Bom, a questão é que eu entrei numa péssima em Berlim. Nunca roubei um chiclete, jamais provei um baseado, mas me meti na maior confusão da história da Alemanha, e tudo por culpa da Sophie. Foi naquela época que conheci os Kumides, e num dia de confidências falei para eles sobre a Sophie, e disse a mesma coisa que contei a vocês, com as mesmas palavras. Eu sabia que o Homero tinha debutado, e confessei a ele que eu queria sair da segunda divisão, mas não achava o fio da meada. Creio que todos os gregos são uns tremendos filósofos, porque o Homero passou o dia inteiro pensando na tática enquanto fumávamos em cima da cama do Sr. Kumides. Vez por outra ele pensava em voz alta e me ensinou um modo de falar grego que ele chamava de "a Lógica". Deu o seguinte exemplo: "Todos os homens são mortais. Sócrates é homem. Logo Sócrates é mortal." Ele sempre falava assim em três frases. Entre cigarro e cigarro dizia, por exemplo: "Todas as mulheres precisam de amor. Sophie é mulher. Logo Sophie precisa de amor." E: "Todos os homens precisam de amor. Você é um homem. Você precisa de amor." E assim continuava, cada vez mais rápido, e toda vez que dizia uma coisa, perguntava: "Correto?" E eu, é claro, não descobria nenhuma falha. Se Homero se preocupar em estudar para valer, pode chegar a ser um grande filósofo.

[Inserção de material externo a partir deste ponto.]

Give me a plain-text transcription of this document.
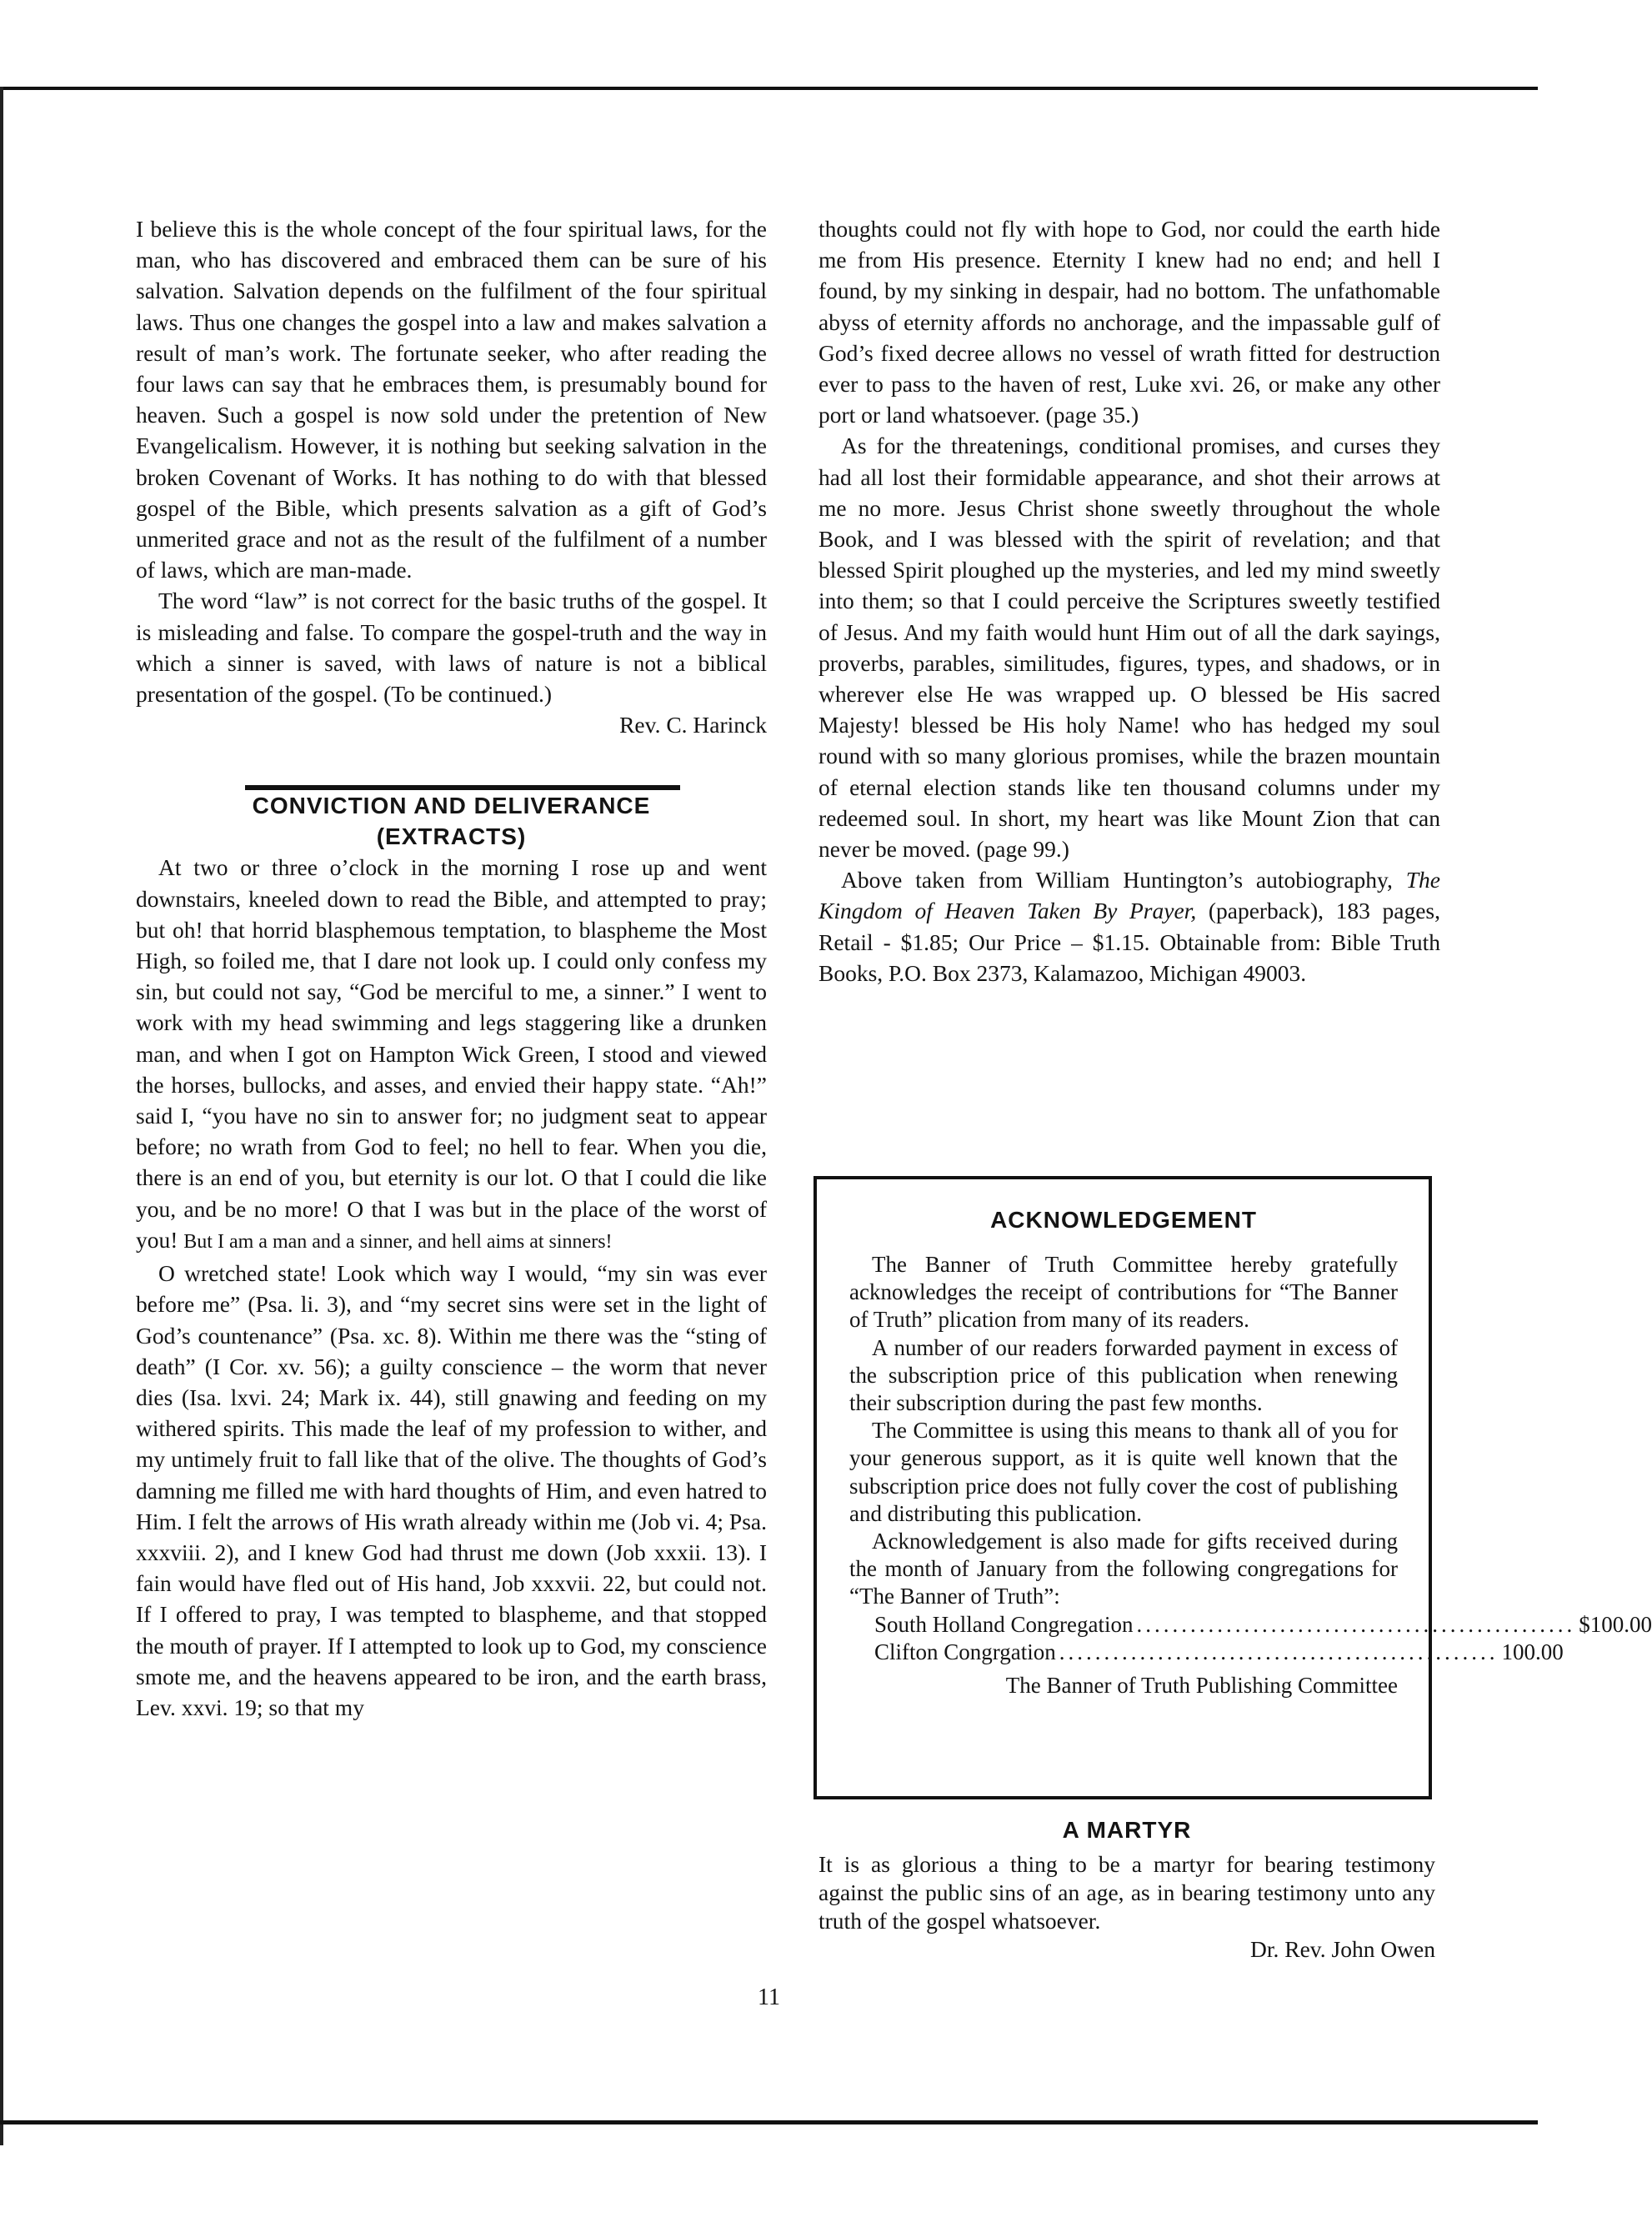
I believe this is the whole concept of the four spiritual laws, for the man, who has discovered and embraced them can be sure of his salvation. Salvation depends on the fulfilment of the four spiritual laws. Thus one changes the gospel into a law and makes salvation a result of man’s work. The fortunate seeker, who after reading the four laws can say that he embraces them, is presumably bound for heaven. Such a gospel is now sold under the pretention of New Evangelicalism. However, it is nothing but seeking salvation in the broken Covenant of Works. It has nothing to do with that blessed gospel of the Bible, which presents salvation as a gift of God’s unmerited grace and not as the result of the fulfilment of a number of laws, which are man-made.

The word “law” is not correct for the basic truths of the gospel. It is misleading and false. To compare the gospel-truth and the way in which a sinner is saved, with laws of nature is not a biblical presentation of the gospel. (To be continued.)

Rev. C. Harinck

CONVICTION AND DELIVERANCE
(EXTRACTS)

At two or three o’clock in the morning I rose up and went downstairs, kneeled down to read the Bible, and attempted to pray; but oh! that horrid blasphemous temptation, to blaspheme the Most High, so foiled me, that I dare not look up. I could only confess my sin, but could not say, “God be merciful to me, a sinner.” I went to work with my head swimming and legs staggering like a drunken man, and when I got on Hampton Wick Green, I stood and viewed the horses, bullocks, and asses, and envied their happy state. “Ah!” said I, “you have no sin to answer for; no judgment seat to appear before; no wrath from God to feel; no hell to fear. When you die, there is an end of you, but eternity is our lot. O that I could die like you, and be no more! O that I was but in the place of the worst of you! But I am a man and a sinner, and hell aims at sinners!

O wretched state! Look which way I would, “my sin was ever before me” (Psa. li. 3), and “my secret sins were set in the light of God’s countenance” (Psa. xc. 8). Within me there was the “sting of death” (I Cor. xv. 56); a guilty conscience – the worm that never dies (Isa. lxvi. 24; Mark ix. 44), still gnawing and feeding on my withered spirits. This made the leaf of my profession to wither, and my untimely fruit to fall like that of the olive. The thoughts of God’s damning me filled me with hard thoughts of Him, and even hatred to Him. I felt the arrows of His wrath already within me (Job vi. 4; Psa. xxxviii. 2), and I knew God had thrust me down (Job xxxii. 13). I fain would have fled out of His hand, Job xxxvii. 22, but could not. If I offered to pray, I was tempted to blaspheme, and that stopped the mouth of prayer. If I attempted to look up to God, my conscience smote me, and the heavens appeared to be iron, and the earth brass, Lev. xxvi. 19; so that my

thoughts could not fly with hope to God, nor could the earth hide me from His presence. Eternity I knew had no end; and hell I found, by my sinking in despair, had no bottom. The unfathomable abyss of eternity affords no anchorage, and the impassable gulf of God’s fixed decree allows no vessel of wrath fitted for destruction ever to pass to the haven of rest, Luke xvi. 26, or make any other port or land whatsoever. (page 35.)

As for the threatenings, conditional promises, and curses they had all lost their formidable appearance, and shot their arrows at me no more. Jesus Christ shone sweetly throughout the whole Book, and I was blessed with the spirit of revelation; and that blessed Spirit ploughed up the mysteries, and led my mind sweetly into them; so that I could perceive the Scriptures sweetly testified of Jesus. And my faith would hunt Him out of all the dark sayings, proverbs, parables, similitudes, figures, types, and shadows, or in wherever else He was wrapped up. O blessed be His sacred Majesty! blessed be His holy Name! who has hedged my soul round with so many glorious promises, while the brazen mountain of eternal election stands like ten thousand columns under my redeemed soul. In short, my heart was like Mount Zion that can never be moved. (page 99.)

Above taken from William Huntington’s autobiography, The Kingdom of Heaven Taken By Prayer, (paperback), 183 pages, Retail - $1.85; Our Price – $1.15. Obtainable from: Bible Truth Books, P.O. Box 2373, Kalamazoo, Michigan 49003.

ACKNOWLEDGEMENT

The Banner of Truth Committee hereby gratefully acknowledges the receipt of contributions for “The Banner of Truth” plication from many of its readers.

A number of our readers forwarded payment in excess of the subscription price of this publication when renewing their subscription during the past few months.

The Committee is using this means to thank all of you for your generous support, as it is quite well known that the subscription price does not fully cover the cost of publishing and distributing this publication.

Acknowledgement is also made for gifts received during the month of January from the following congregations for “The Banner of Truth”:

South Holland Congregation ................................................. $100.00
Clifton Congrgation ................................................. 100.00

The Banner of Truth Publishing Committee

A MARTYR

It is as glorious a thing to be a martyr for bearing testimony against the public sins of an age, as in bearing testimony unto any truth of the gospel whatsoever.

Dr. Rev. John Owen

11
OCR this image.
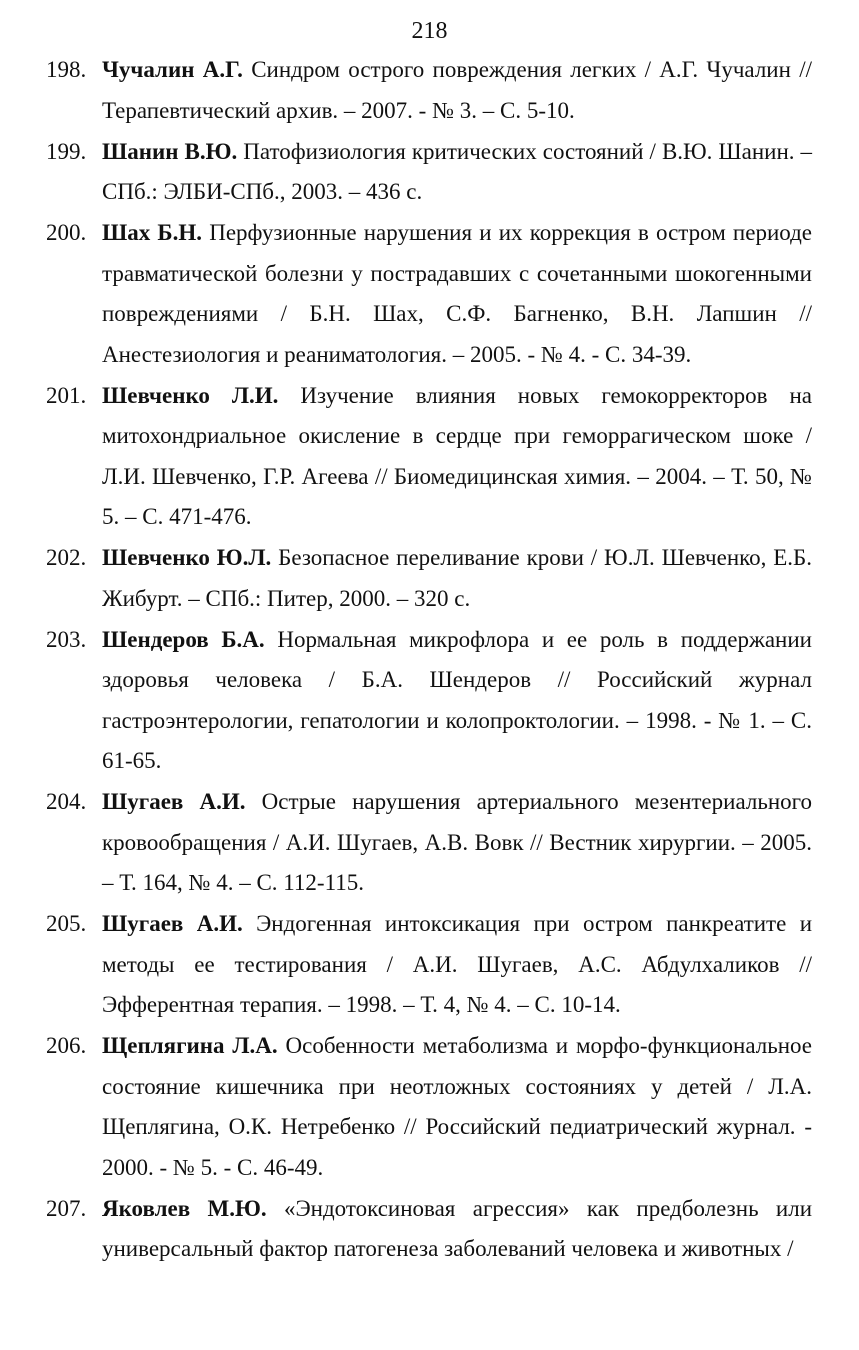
218
198. Чучалин А.Г. Синдром острого повреждения легких / А.Г. Чучалин // Терапевтический архив. – 2007. - № 3. – С. 5-10.
199. Шанин В.Ю. Патофизиология критических состояний / В.Ю. Шанин. – СПб.: ЭЛБИ-СПб., 2003. – 436 с.
200. Шах Б.Н. Перфузионные нарушения и их коррекция в остром периоде травматической болезни у пострадавших с сочетанными шокогенными повреждениями / Б.Н. Шах, С.Ф. Багненко, В.Н. Лапшин // Анестезиология и реаниматология. – 2005. - № 4. - С. 34-39.
201. Шевченко Л.И. Изучение влияния новых гемокорректоров на митохондриальное окисление в сердце при геморрагическом шоке / Л.И. Шевченко, Г.Р. Агеева // Биомедицинская химия. – 2004. – Т. 50, № 5. – С. 471-476.
202. Шевченко Ю.Л. Безопасное переливание крови / Ю.Л. Шевченко, Е.Б. Жибурт. – СПб.: Питер, 2000. – 320 с.
203. Шендеров Б.А. Нормальная микрофлора и ее роль в поддержании здоровья человека / Б.А. Шендеров // Российский журнал гастроэнтерологии, гепатологии и колопроктологии. – 1998. - № 1. – С. 61-65.
204. Шугаев А.И. Острые нарушения артериального мезентериального кровообращения / А.И. Шугаев, А.В. Вовк // Вестник хирургии. – 2005. – Т. 164, № 4. – С. 112-115.
205. Шугаев А.И. Эндогенная интоксикация при остром панкреатите и методы ее тестирования / А.И. Шугаев, А.С. Абдулхаликов // Эфферентная терапия. – 1998. – Т. 4, № 4. – С. 10-14.
206. Щеплягина Л.А. Особенности метаболизма и морфо-функциональное состояние кишечника при неотложных состояниях у детей / Л.А. Щеплягина, О.К. Нетребенко // Российский педиатрический журнал. - 2000. - № 5. - С. 46-49.
207. Яковлев М.Ю. «Эндотоксиновая агрессия» как предболезнь или универсальный фактор патогенеза заболеваний человека и животных /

Era um filósofo otimista. Dizia: "Todos os homens e mulheres precisam de amor. Sophie e você são homem e mulher. Logo você e Sophie precisam se amar." Grande Homero, sempre impecável. Conseguia me convencer. Eu nunca discuti uma só vírgula do que ele dizia.
Uma noite Sophie foi comigo até a casa do Urs, porque era aniversário do golpe militar no Chile e estávamos todos feitos doidos pintando faixas para uma passeata que ia haver na Savigny Platz. Eu fiquei numa turma de pintores, porque os pais estavam ocupados organizando outra manifestação e as mães faziam artesanato chileno para vender onde pudessem. Em setembro faturam por baixo uns 30 mil marcos. Eu não sou exatamente um Picasso, mas com a ajuda da Sophie fiquei pincelando os cartazes até as duas da manhã.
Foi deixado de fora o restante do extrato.